In any creative venture, be it artwork, fiction writing, markup writing, coding, music, film.... the "work" is copyrighted and owned by the creator the moment it is created.
There are only 9 ways the author "loses" rights to the work. William Fisher, of Harvard Law, has an excellent lecture on copyrights. Specifically Lecture 5 part 3 explains the 9 instances where authors do not retain the rights. There is a 10th... if you are an employee or otherwise under a work-for-hire agreement. And an 11th.. if the author gives them away.
So, to that end.. Yes the freelancer owns their creation and can do with it what they want.

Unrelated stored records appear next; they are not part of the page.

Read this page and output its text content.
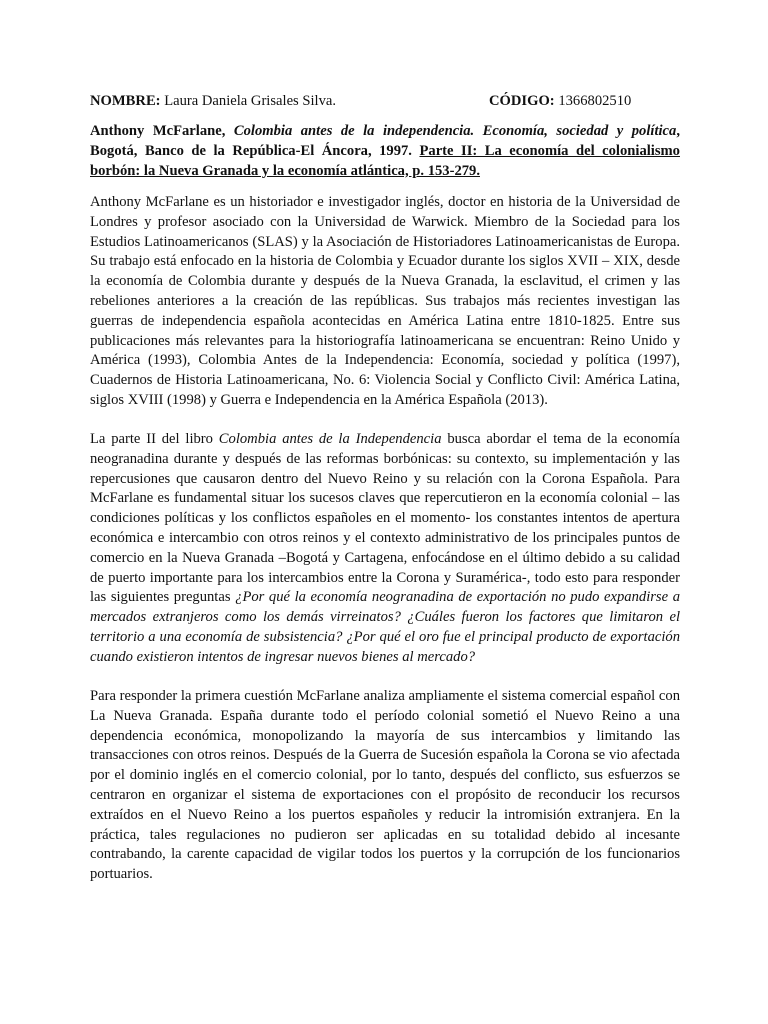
NOMBRE: Laura Daniela Grisales Silva.	CÓDIGO: 1366802510
Anthony McFarlane, Colombia antes de la independencia. Economía, sociedad y política, Bogotá, Banco de la República-El Áncora, 1997. Parte II: La economía del colonialismo borbón: la Nueva Granada y la economía atlántica, p. 153-279.

Anthony McFarlane es un historiador e investigador inglés, doctor en historia de la Universidad de Londres y profesor asociado con la Universidad de Warwick. Miembro de la Sociedad para los Estudios Latinoamericanos (SLAS) y la Asociación de Historiadores Latinoamericanistas de Europa. Su trabajo está enfocado en la historia de Colombia y Ecuador durante los siglos XVII – XIX, desde la economía de Colombia durante y después de la Nueva Granada, la esclavitud, el crimen y las rebeliones anteriores a la creación de las repúblicas. Sus trabajos más recientes investigan las guerras de independencia española acontecidas en América Latina entre 1810-1825. Entre sus publicaciones más relevantes para la historiografía latinoamericana se encuentran: Reino Unido y América (1993), Colombia Antes de la Independencia: Economía, sociedad y política (1997), Cuadernos de Historia Latinoamericana, No. 6: Violencia Social y Conflicto Civil: América Latina, siglos XVIII (1998) y Guerra e Independencia en la América Española (2013).

La parte II del libro Colombia antes de la Independencia busca abordar el tema de la economía neogranadina durante y después de las reformas borbónicas: su contexto, su implementación y las repercusiones que causaron dentro del Nuevo Reino y su relación con la Corona Española. Para McFarlane es fundamental situar los sucesos claves que repercutieron en la economía colonial – las condiciones políticas y los conflictos españoles en el momento- los constantes intentos de apertura económica e intercambio con otros reinos y el contexto administrativo de los principales puntos de comercio en la Nueva Granada –Bogotá y Cartagena, enfocándose en el último debido a su calidad de puerto importante para los intercambios entre la Corona y Suramérica-, todo esto para responder las siguientes preguntas ¿Por qué la economía neogranadina de exportación no pudo expandirse a mercados extranjeros como los demás virreinatos? ¿Cuáles fueron los factores que limitaron el territorio a una economía de subsistencia? ¿Por qué el oro fue el principal producto de exportación cuando existieron intentos de ingresar nuevos bienes al mercado?

Para responder la primera cuestión McFarlane analiza ampliamente el sistema comercial español con La Nueva Granada. España durante todo el período colonial sometió el Nuevo Reino a una dependencia económica, monopolizando la mayoría de sus intercambios y limitando las transacciones con otros reinos. Después de la Guerra de Sucesión española la Corona se vio afectada por el dominio inglés en el comercio colonial, por lo tanto, después del conflicto, sus esfuerzos se centraron en organizar el sistema de exportaciones con el propósito de reconducir los recursos extraídos en el Nuevo Reino a los puertos españoles y reducir la intromisión extranjera. En la práctica, tales regulaciones no pudieron ser aplicadas en su totalidad debido al incesante contrabando, la carente capacidad de vigilar todos los puertos y la corrupción de los funcionarios portuarios.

Ethical freelancers aren't going to reuse something in whole. It's not uncommon to pull a part form here or there to flesh out something new, but direct duplication is often something most ethical freelancers aren't interesting in doing.
If you fear replication of something you've paid for, a simple solution is to have a contract which transfers partial or all rights of the product from the author to the client/buyer. Most freelancers are more than willing to enter such agreements, however costs may be higher given this factor. Barring such an agreement, the author is free to use the work in any manner they see fit, even if it upsets or bothers the client who paid for the work initially.

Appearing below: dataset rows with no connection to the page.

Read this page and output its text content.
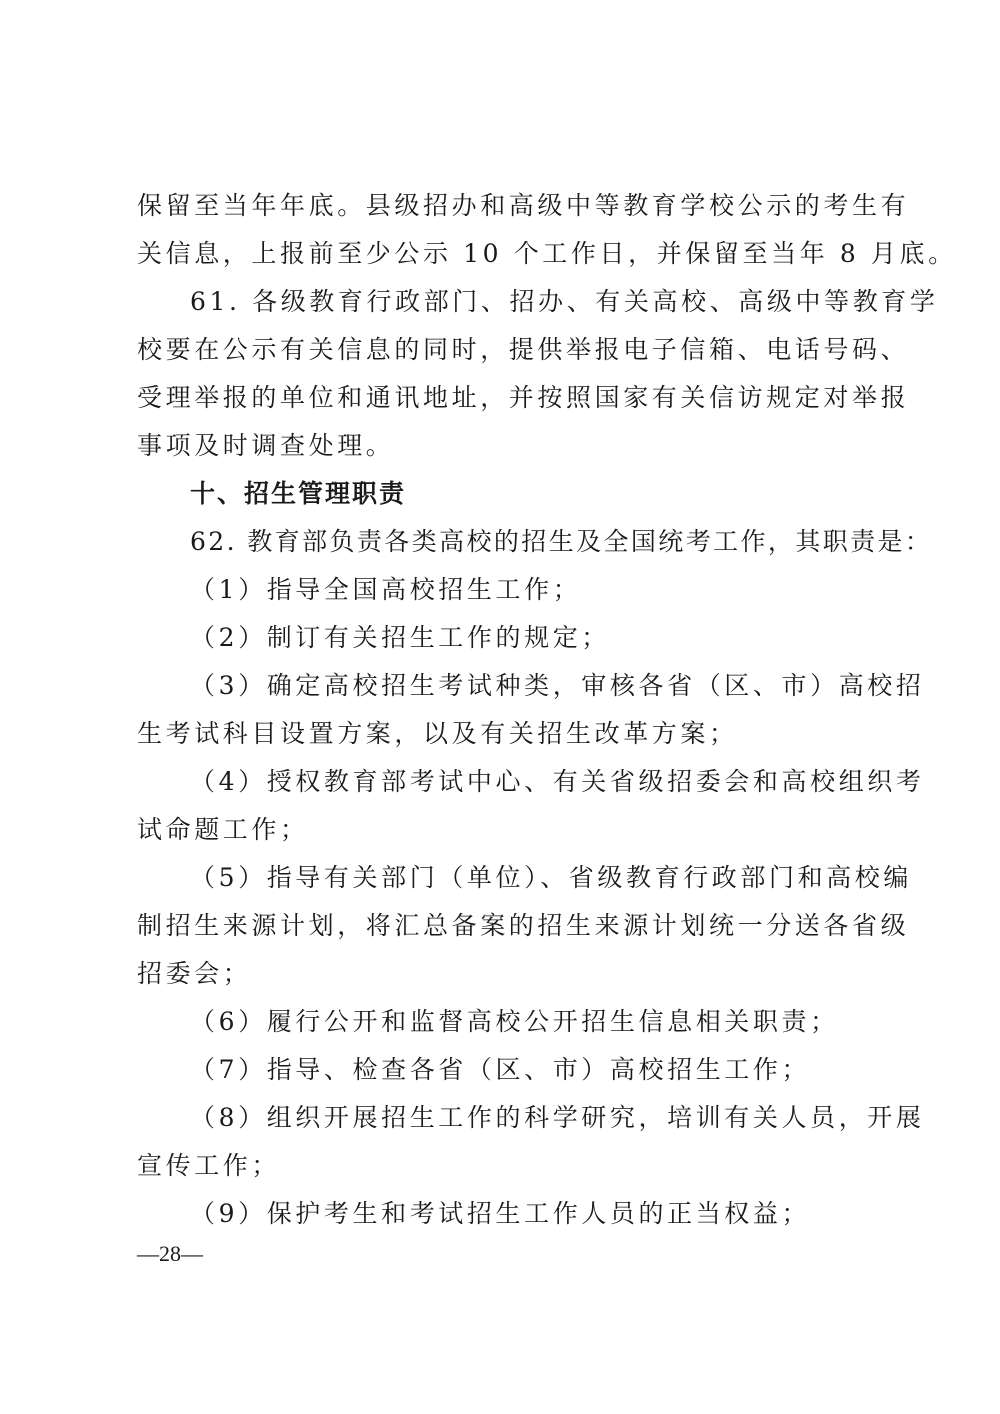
保留至当年年底。县级招办和高级中等教育学校公示的考生有
关信息，上报前至少公示 10 个工作日，并保留至当年 8 月底。
61. 各级教育行政部门、招办、有关高校、高级中等教育学
校要在公示有关信息的同时，提供举报电子信箱、电话号码、
受理举报的单位和通讯地址，并按照国家有关信访规定对举报
事项及时调查处理。
十、招生管理职责
62. 教育部负责各类高校的招生及全国统考工作，其职责是：
（1）指导全国高校招生工作；
（2）制订有关招生工作的规定；
（3）确定高校招生考试种类，审核各省（区、市）高校招
生考试科目设置方案，以及有关招生改革方案；
（4）授权教育部考试中心、有关省级招委会和高校组织考
试命题工作；
（5）指导有关部门（单位）、省级教育行政部门和高校编
制招生来源计划，将汇总备案的招生来源计划统一分送各省级
招委会；
（6）履行公开和监督高校公开招生信息相关职责；
（7）指导、检查各省（区、市）高校招生工作；
（8）组织开展招生工作的科学研究，培训有关人员，开展
宣传工作；
（9）保护考生和考试招生工作人员的正当权益；
—28—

It should be noted that freelancers do not have an "employer". Freelancers have clients, not "employers".
Employers tell workers when to work, how to work, what to work on, provide tools for completion of that work, etc.
Freelancers define their own hours, how a project is completed, what projects they will work on, and use their own tools to complete those projects.

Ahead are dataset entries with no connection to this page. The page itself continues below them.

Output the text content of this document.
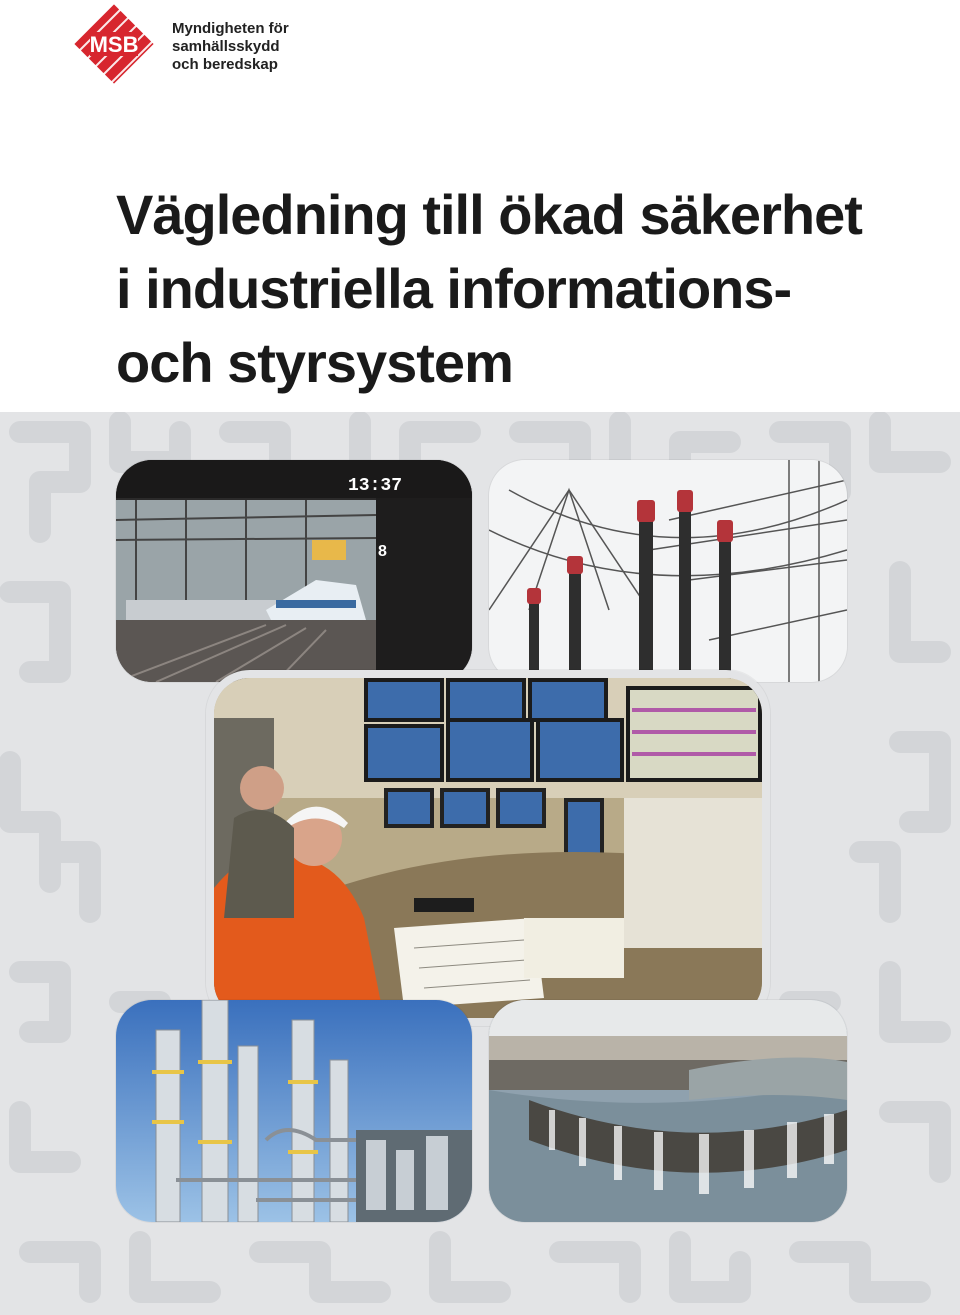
MSB
Myndigheten för
samhällsskydd
och beredskap
Vägledning till ökad säkerhet
i industriella informations-
och styrsystem
13:37
8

Simply because someone pays me to complete something does not make them my "employer", much the same way if I were to hire a plumber to fix my drains, that would not make the plumber my "employee".
The employee <> employer relationship is always a work-for-hire arrangement and the employer owns everything created by the employee.
Independent contracting is often a freelance position. However, there can be contracts defining ownership which can equate to a more work-for-hire agreement in which the contractor (client) owns everything created by the contractee (worker).